I know the answer she wants. But it’s not the truth.

“Yes,” I tell her. “It does.”

“Which part?”

“All of it. When I kiss you, I’m not actually kissing you, you know. You’re inside there somewhere. But I’m kissing the outside part. And right now, although I can feel you underneath, all I’m getting is the sadness. I’m kissing her, and I want to cry.”

“That’s not what I want.”

“I know. But that’s what there is.”

I can’t stay on the bed. I can’t stay in this conversation. I didn’t come here to talk about us. I came here because we need to save this girl’s life.

I stand up and try to push us back on course.

“If she were bleeding in the street, what would you do?” I ask.

A seems disappointed. I can’t tell whether it’s because I’ve changed the conversation back, or because she knows she has to make the call.

“That’s not the same situation,” she says.

Not good enough. “If she were going to kill someone else?” I challenge.

“I would turn her in.”

Aha. “So how is this different?”

“It’s her own life. Not anyone else’s.”

“But it’s still killing.”

“If she really wants to do it, there’s nothing I can do to stop it.”

If A weren’t in someone else’s body, I might try to slap some sense into her, this logic is so damaged. You can’t cry for help, then claim to be a bystander.

“Okay,” she says before I can go on, “putting up obstacles can help. Getting other people involved can help. Getting her to the proper doctors can help.”

“Just like if she had cancer, or were bleeding in the street.”

I see it’s all sinking in. It’s still amazing to me that she’s never had to deal with this before.

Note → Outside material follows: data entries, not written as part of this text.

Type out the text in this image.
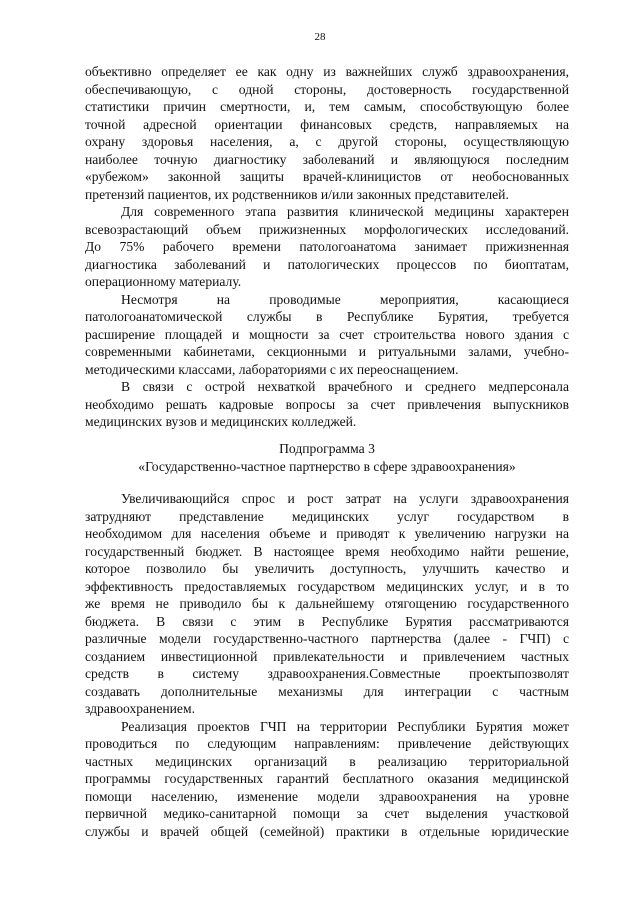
28
объективно определяет ее как одну из важнейших служб здравоохранения,
обеспечивающую, с одной стороны, достоверность государственной
статистики причин смертности, и, тем самым, способствующую более
точной адресной ориентации финансовых средств, направляемых на
охрану здоровья населения, а, с другой стороны, осуществляющую
наиболее точную диагностику заболеваний и являющуюся последним
«рубежом» законной защиты врачей-клиницистов от необоснованных
претензий пациентов, их родственников и/или законных представителей.
Для современного этапа развития клинической медицины характерен
всевозрастающий объем прижизненных морфологических исследований.
До 75% рабочего времени патологоанатома занимает прижизненная
диагностика заболеваний и патологических процессов по биоптатам,
операционному материалу.
Несмотря на проводимые мероприятия, касающиеся
патологоанатомической службы в Республике Бурятия, требуется
расширение площадей и мощности за счет строительства нового здания с
современными кабинетами, секционными и ритуальными залами, учебно-
методическими классами, лабораториями с их переоснащением.
В связи с острой нехваткой врачебного и среднего медперсонала
необходимо решать кадровые вопросы за счет привлечения выпускников
медицинских вузов и медицинских колледжей.
Подпрограмма 3
«Государственно-частное партнерство в сфере здравоохранения»
Увеличивающийся спрос и рост затрат на услуги здравоохранения
затрудняют представление медицинских услуг государством в
необходимом для населения объеме и приводят к увеличению нагрузки на
государственный бюджет. В настоящее время необходимо найти решение,
которое позволило бы увеличить доступность, улучшить качество и
эффективность предоставляемых государством медицинских услуг, и в то
же время не приводило бы к дальнейшему отягощению государственного
бюджета. В связи с этим в Республике Бурятия рассматриваются
различные модели государственно-частного партнерства (далее - ГЧП) с
созданием инвестиционной привлекательности и привлечением частных
средств в систему здравоохранения.Совместные проектыпозволят
создавать дополнительные механизмы для интеграции с частным
здравоохранением.
Реализация проектов ГЧП на территории Республики Бурятия может
проводиться по следующим направлениям: привлечение действующих
частных медицинских организаций в реализацию территориальной
программы государственных гарантий бесплатного оказания медицинской
помощи населению, изменение модели здравоохранения на уровне
первичной медико-санитарной помощи за счет выделения участковой
службы и врачей общей (семейной) практики в отдельные юридические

“So who do I tell?” she asks.

“A guidance counselor, maybe?” I offer.

She looks at the clock. “School’s closed. And we only have until midnight, remember.”

“Who’s her best friend?” I ask.

But that’s the problem, isn’t it? It’s what A confirms—there’s no one.

“Boyfriend? Girlfriend?” I try.

“No.”

“A suicide hotline?”

“If we call one, they’d only be giving me advice, not her. We have no way of knowing if she’ll remember it tomorrow, or if it will have any effect. Believe me, I’ve thought about these options.”

“So it has to be her father. Right?”

“I think he checked out a while ago.”

I’ve always felt like the expert on checked-out parents. What’s interesting is that now I discover another truth underneath: Even if they seem that far gone, they’re rarely all the way gone. If they were already gone, they would’ve left.

“Well,” I say, “you need to get him to check back in.”

Because that has to be possible. Maybe not easy. But possible.

“What do I say?” A asks.

“You say, ‘Dad, I want to kill myself.’ Just come right out and say it.”

That would wake my parents up. I know it would.

“And if he asks me why?”

“You tell him you don’t know why. Don’t commit to anything. She’ll have to work that out starting tomorrow.”

“You’ve thought this through, haven’t you?”

“It was a busy drive over,” I tell her, even though the truth is that most of it is just appearing to me now.

“What if he doesn’t care? What if he doesn’t believe her?”

“Then you grab his keys and drive to the nearest hospital. Bring the journal with you.”

I know it’s asking a lot.

But I also know she’s going to do it.

She’s still there on the bed. Looking lost. Looking worried.

“Come here,” I say, sitting back down next to her. I give her the biggest hug I can. To look at her, you’d think her body would break from the embrace. But it’s stronger than it seems.

“I don’t know if I can do this,” she whispers.

“You can,” I tell her. “Of course you can.”


We go through it one more time. Then we both know it’s time for me to go. If her father comes home while I’m there, it will only make things more confusing.

It’s hard to leave. It’s hard to be a part of this girl’s story and then walk away from it.

I realize as I’m leaving that I don’t even know her name. So I ask A.